6. Conclusion and Recommendations

This exploration of Bill 149’s transparency requirements regarding the use of AI in the hiring process in Ontario reveals the limited scope of the proposal. Its need for regulations in order take effect has the potential to considerably delay its implementation. It provides for notice but not for a right to an explanation or for human review of AI decisions. There is also a need to make better use of existing regulators (particularly privacy and human rights commissions). The issue of the use of AI in recruitment (or in the workplace more generally in Ontario) may require more than just tweaks to the Employment Standards Act but may also demand amendments to Ontario’s Human Rights Code and perhaps even specific privacy legislation at the very least aimed at the employment sector in Ontario.

Recommendations:

1. Redraft the provision so that the core obligations take effect without need for regulations or ensure that the necessary regulations to give effect to this provision are put in place promptly.

2. Amend s. 8.4 (1) to either include the elements that are required in any notice of the use of an AI system or provide for the inclusion of such criteria in regulations (so long as doing so does not further delay the coming into effect of the provision).

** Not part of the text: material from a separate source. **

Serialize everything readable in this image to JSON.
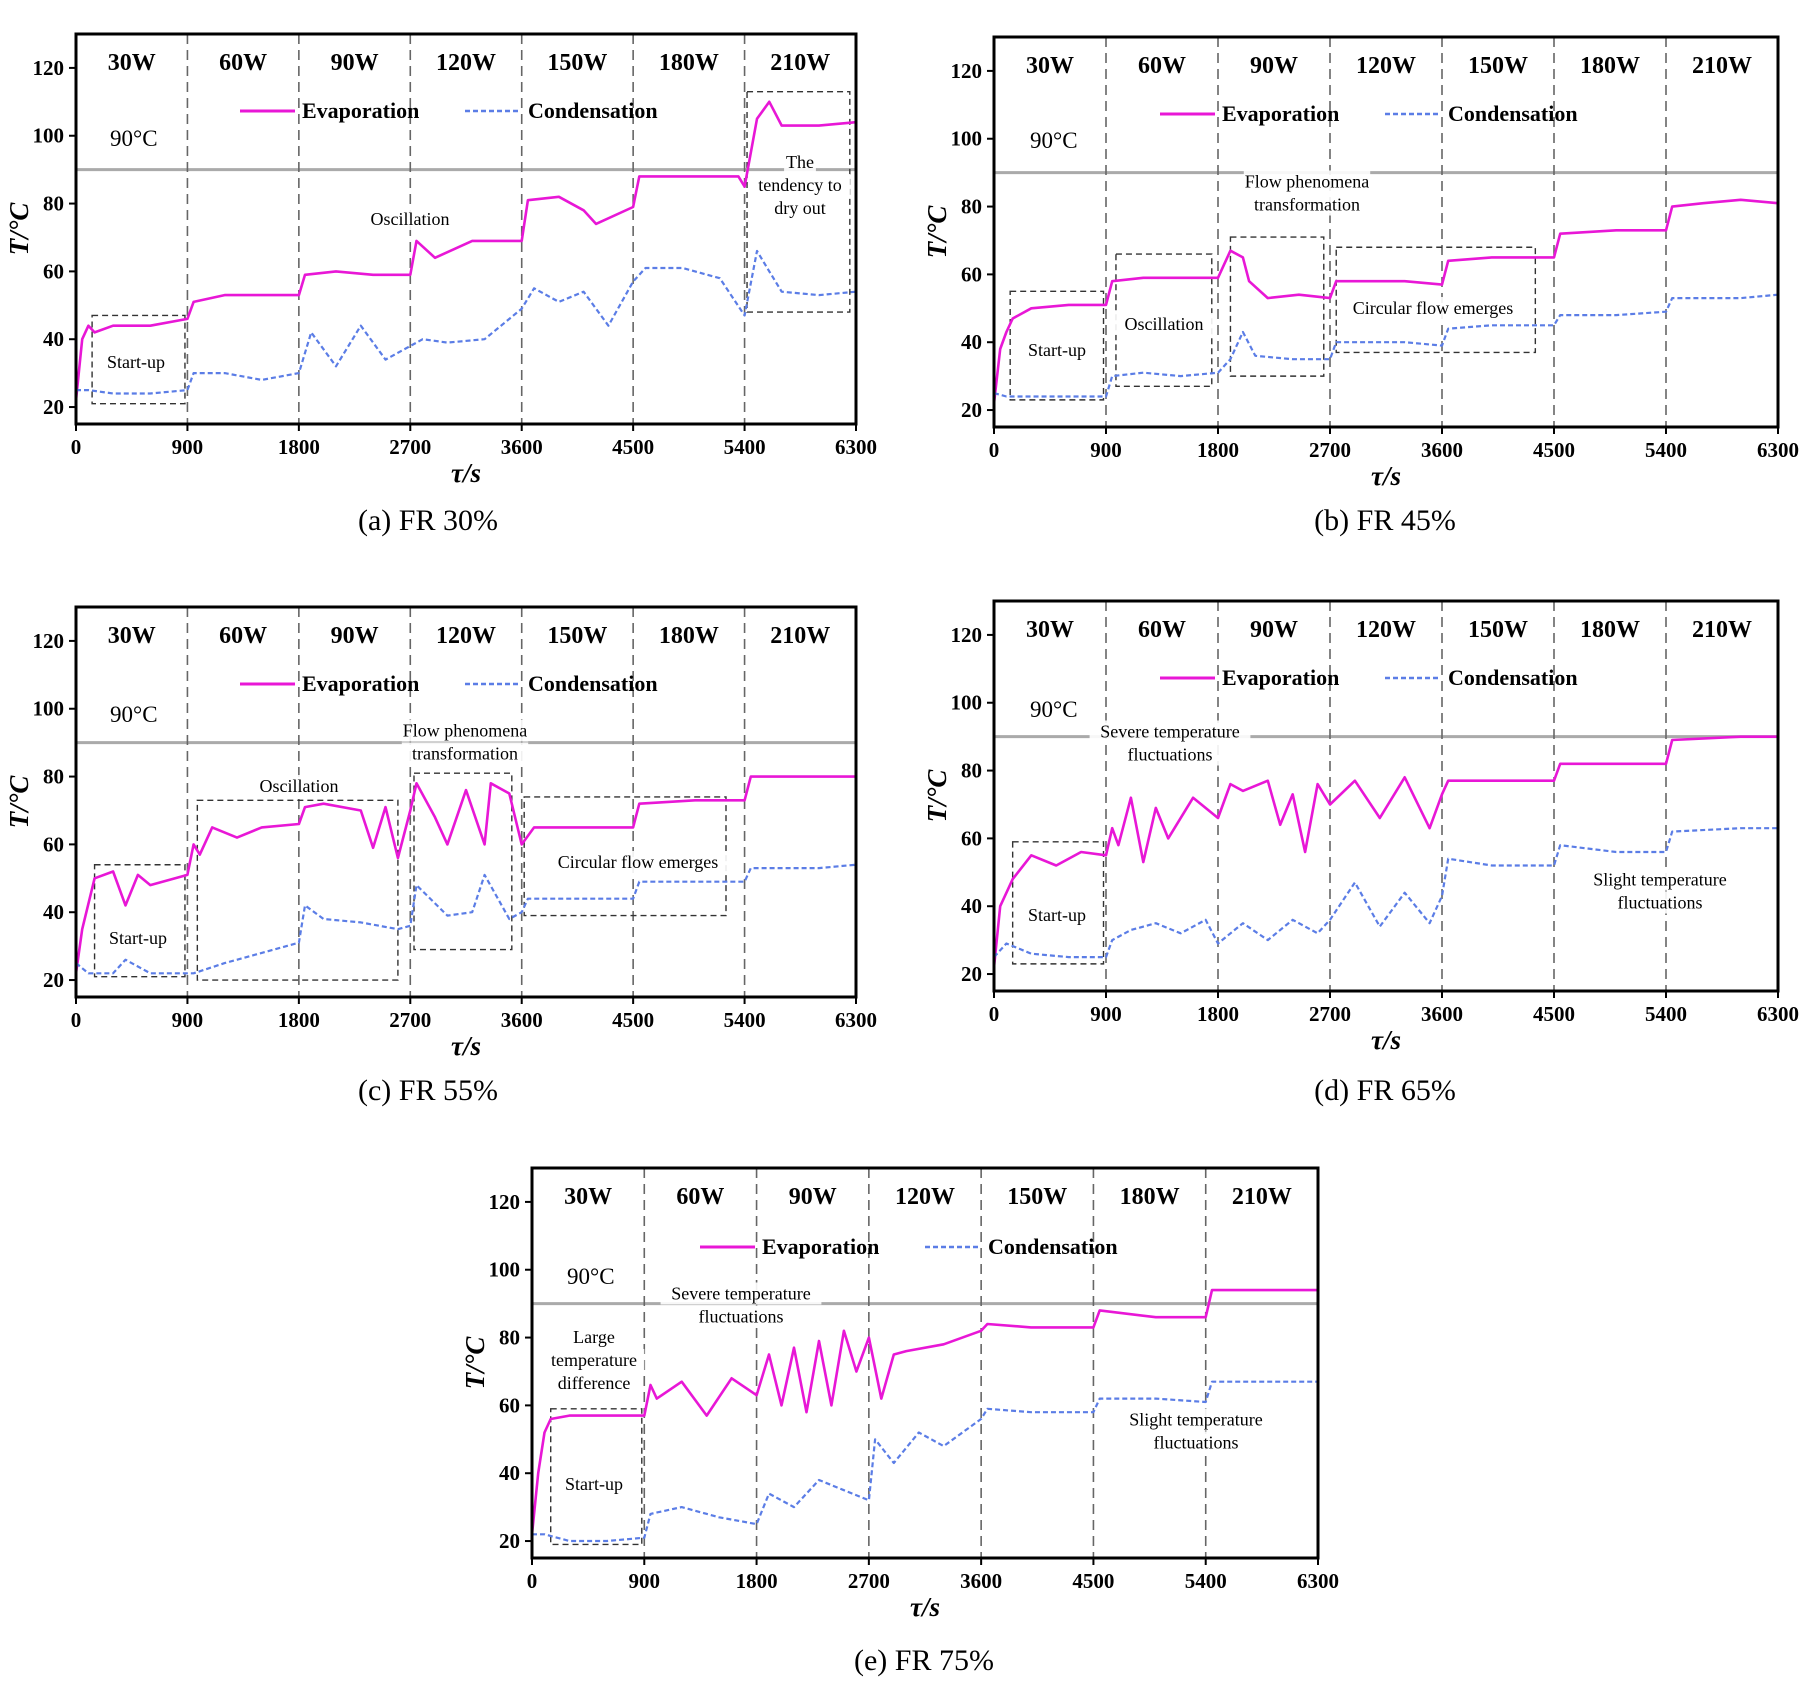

3. Provide for a right to an explanation to accompany s. 8.4(1). An alternative to this would be a broader right to an explanation in provincial private sector legislation or in privacy legislation for employees in provincially regulated sectors in Ontario, but this would be much slower than the inclusion of a basic right to an explanation in s. 8.4. The right to an explanation could also include a right to submit observations to a person in a position to review any decision or outcome.

4. Extend the notice requirement to other uses of AI to assess, evaluate and monitor the performance of employees in provincially regulated workplaces in Ontario. Ideally, a right to an explanation should also be provided in this context.

5. Ensure that individuals who are concerned that they have been discriminated against by the use of AI systems in recruitment (as well as employees who have similar concerns regarding the use of AI in performance evaluation and assessment) have adequate and appropriate recourse under Ontario’s Human Rights Code, and that the Ontario Human Rights Commission is adequately resourced to address these concerns.